At 15c/million tokens, will GPT 4o Mini be the foundation of Agentic Workflows?
Just 2 hours ago, OpenAI announced GPT 4o Mini. A mouthful, yes. But it’s pricing — mouthwatering. 33x cheaper than 4o, with a performance difference that won’t matter in most cases.
As the founder and CTO of an audio generation company, adorno.ai, it’s my job to understand AI’s latest promises and actual potential. I will try my best not to sound like an OpenAI promoter here. I actually dislike the company’s principles in general. But this price/performance ratio is bonkers.

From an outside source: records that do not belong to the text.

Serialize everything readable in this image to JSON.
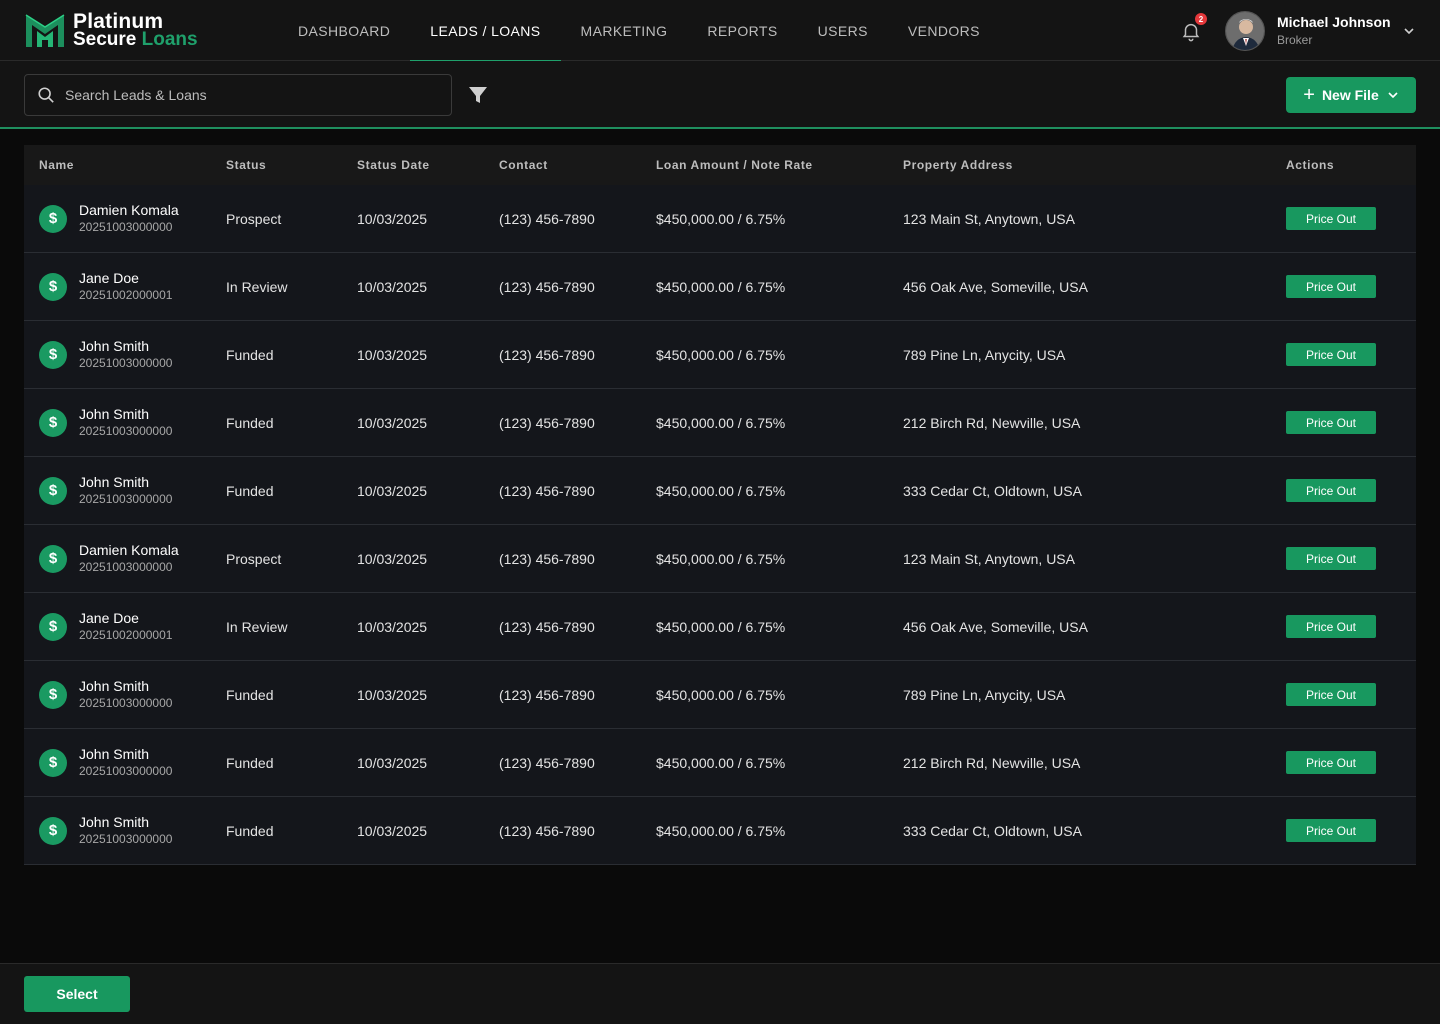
{
  "app": {
    "logo_line1": "Platinum",
    "logo_line2_a": "Secure",
    "logo_line2_b": "Loans",
    "brand_color": "#1fa06b"
  },
  "nav": {
    "items": [
      {
        "label": "DASHBOARD",
        "active": false
      },
      {
        "label": "LEADS / LOANS",
        "active": true
      },
      {
        "label": "MARKETING",
        "active": false
      },
      {
        "label": "REPORTS",
        "active": false
      },
      {
        "label": "USERS",
        "active": false
      },
      {
        "label": "VENDORS",
        "active": false
      }
    ]
  },
  "notifications": {
    "count": "2",
    "icon": "bell-icon"
  },
  "user": {
    "name": "Michael Johnson",
    "role": "Broker"
  },
  "toolbar": {
    "search_placeholder": "Search Leads & Loans",
    "new_file_label": "New File"
  },
  "table": {
    "headers": {
      "name": "Name",
      "status": "Status",
      "date": "Status Date",
      "contact": "Contact",
      "amount": "Loan Amount / Note Rate",
      "address": "Property Address",
      "actions": "Actions"
    },
    "action_label": "Price Out",
    "rows": [
      {
        "name": "Damien Komala",
        "id": "20251003000000",
        "status": "Prospect",
        "date": "10/03/2025",
        "contact": "(123) 456-7890",
        "amount": "$450,000.00 / 6.75%",
        "address": "123 Main St, Anytown, USA"
      },
      {
        "name": "Jane Doe",
        "id": "20251002000001",
        "status": "In Review",
        "date": "10/03/2025",
        "contact": "(123) 456-7890",
        "amount": "$450,000.00 / 6.75%",
        "address": "456 Oak Ave, Someville, USA"
      },
      {
        "name": "John Smith",
        "id": "20251003000000",
        "status": "Funded",
        "date": "10/03/2025",
        "contact": "(123) 456-7890",
        "amount": "$450,000.00 / 6.75%",
        "address": "789 Pine Ln, Anycity, USA"
      },
      {
        "name": "John Smith",
        "id": "20251003000000",
        "status": "Funded",
        "date": "10/03/2025",
        "contact": "(123) 456-7890",
        "amount": "$450,000.00 / 6.75%",
        "address": "212 Birch Rd, Newville, USA"
      },
      {
        "name": "John Smith",
        "id": "20251003000000",
        "status": "Funded",
        "date": "10/03/2025",
        "contact": "(123) 456-7890",
        "amount": "$450,000.00 / 6.75%",
        "address": "333 Cedar Ct, Oldtown, USA"
      },
      {
        "name": "Damien Komala",
        "id": "20251003000000",
        "status": "Prospect",
        "date": "10/03/2025",
        "contact": "(123) 456-7890",
        "amount": "$450,000.00 / 6.75%",
        "address": "123 Main St, Anytown, USA"
      },
      {
        "name": "Jane Doe",
        "id": "20251002000001",
        "status": "In Review",
        "date": "10/03/2025",
        "contact": "(123) 456-7890",
        "amount": "$450,000.00 / 6.75%",
        "address": "456 Oak Ave, Someville, USA"
      },
      {
        "name": "John Smith",
        "id": "20251003000000",
        "status": "Funded",
        "date": "10/03/2025",
        "contact": "(123) 456-7890",
        "amount": "$450,000.00 / 6.75%",
        "address": "789 Pine Ln, Anycity, USA"
      },
      {
        "name": "John Smith",
        "id": "20251003000000",
        "status": "Funded",
        "date": "10/03/2025",
        "contact": "(123) 456-7890",
        "amount": "$450,000.00 / 6.75%",
        "address": "212 Birch Rd, Newville, USA"
      },
      {
        "name": "John Smith",
        "id": "20251003000000",
        "status": "Funded",
        "date": "10/03/2025",
        "contact": "(123) 456-7890",
        "amount": "$450,000.00 / 6.75%",
        "address": "333 Cedar Ct, Oldtown, USA"
      }
    ]
  },
  "footer": {
    "select_label": "Select"
  }
}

Okay, so it’s cheap, but is it any good? The answer is, yes. Yes indeed.
- Mini consistently beats other small LLMs (with a single shortcoming in MathVista) in reasoning tasks, math, coding and multimodal reasoning.
- It often achieves scores close to regular 4o. See MATH, HumanEval and MMLU.

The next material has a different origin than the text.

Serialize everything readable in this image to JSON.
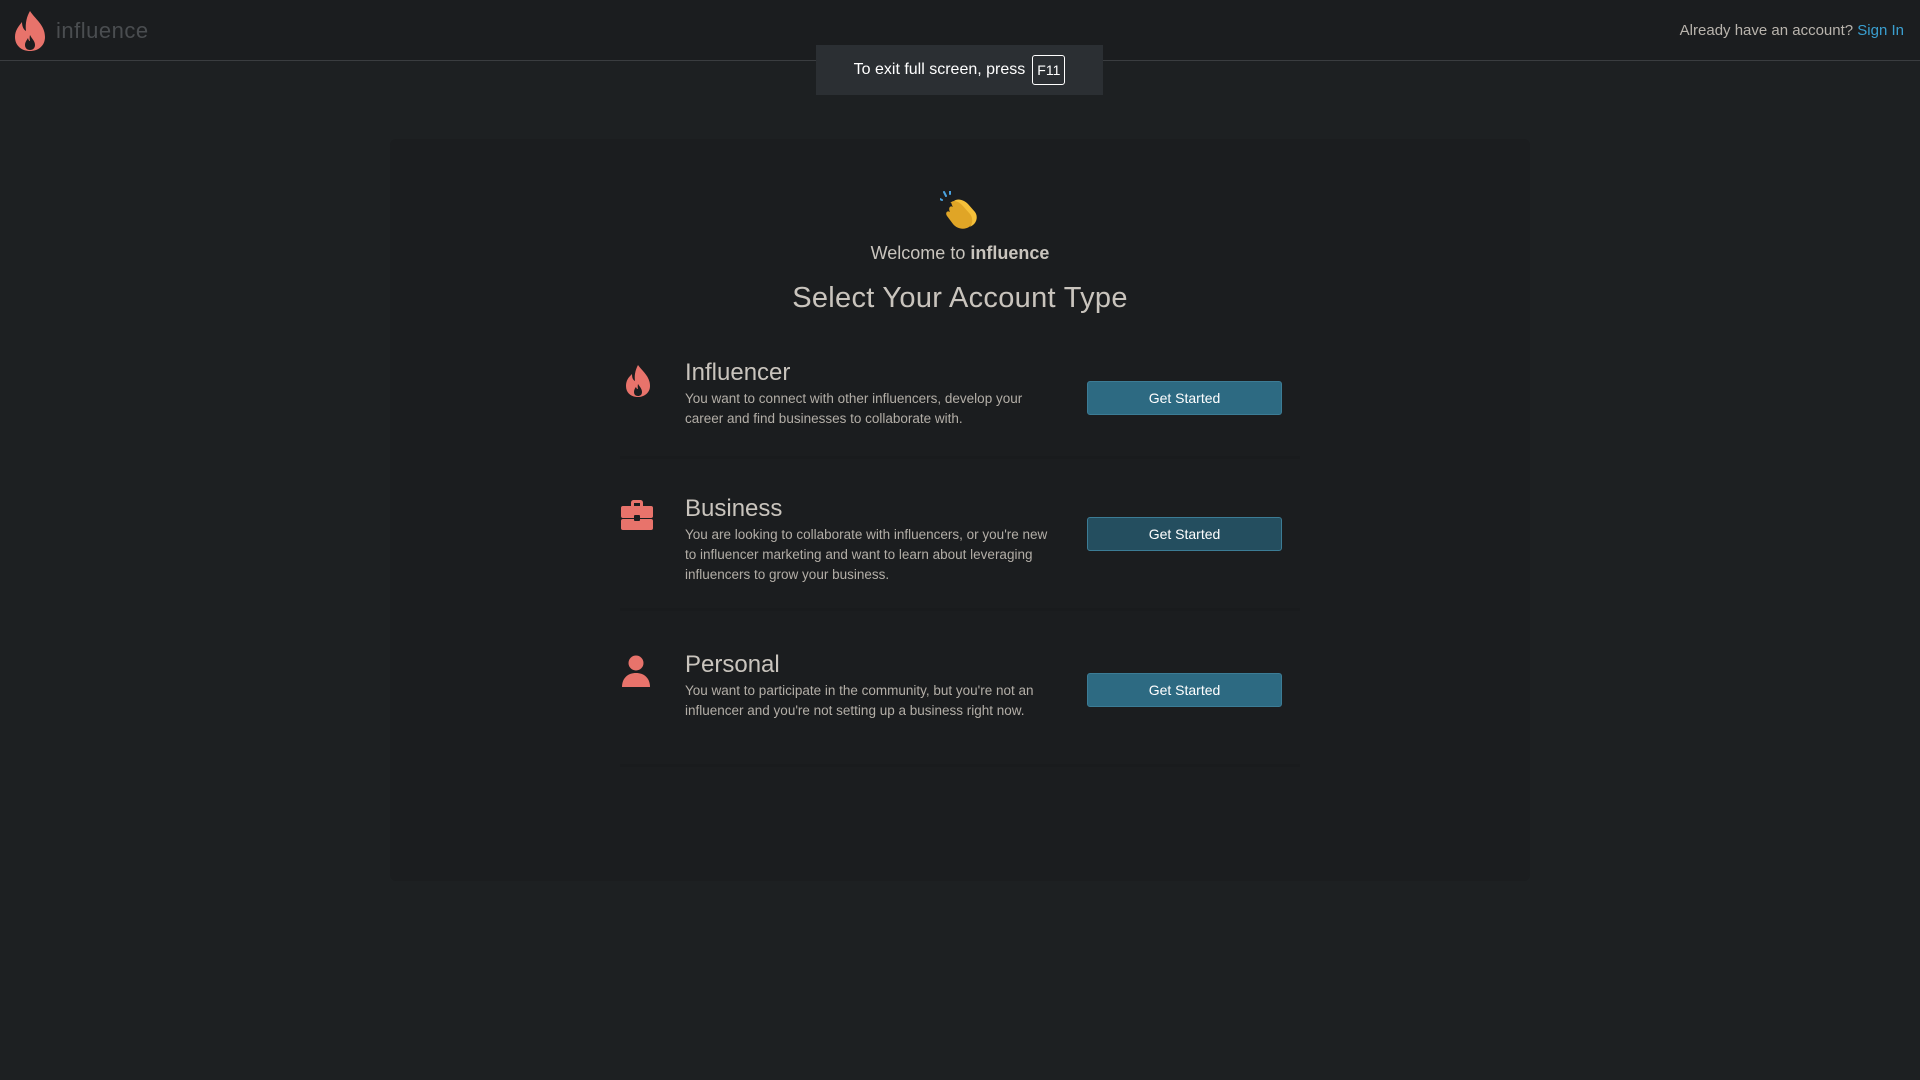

All of this while supposedly being close in size to LLaMa 8B. I doubt this actually means the model has only anywhere close to 8B parameters. Likely they use high-quality sparse parameters, quantization, pruning and that sexy new tokenizer from 4o.
So, with LLMs being cheaper than ever and guaranteed high-quality output, what are the implications for building an app in 2024?
I could list loads, but the most interesting one for me is agentic workflows. Agentic workflows don’t expect an LLM to provide you an answer straight away. Instead, generating an answer becomes a process with small steps that are hard for an LLM to mess up.
Say you want some code written:
- The first “agent” writes the code
- The agent is then asked to quality check and possibly improve or fix the code
- Another agent writes a unit test
- Yet another agent has access to a runtime environment and tests the generated code against the function
- If the code fails, we head back to step 2, but now with an error log
There’s been a huge rise in papers on LLM-based agents in the two years, showing obvious benefits in output quality and complexity of the task that can be handled. There are 2 obvious problems:
- Latency: because agents are talking to each other — usually sequentially — output generation will take longer.
- Cost: much more tokens are being spent on feeding one output to another input. Over and over.
But these are exactly the things GPT 4o Mini concerns itself with. It’s the cheapest LLM available to date, but punches way above its weight class. I’m actually incorporating it right now into some preprocessing workflows we have at adorno.ai.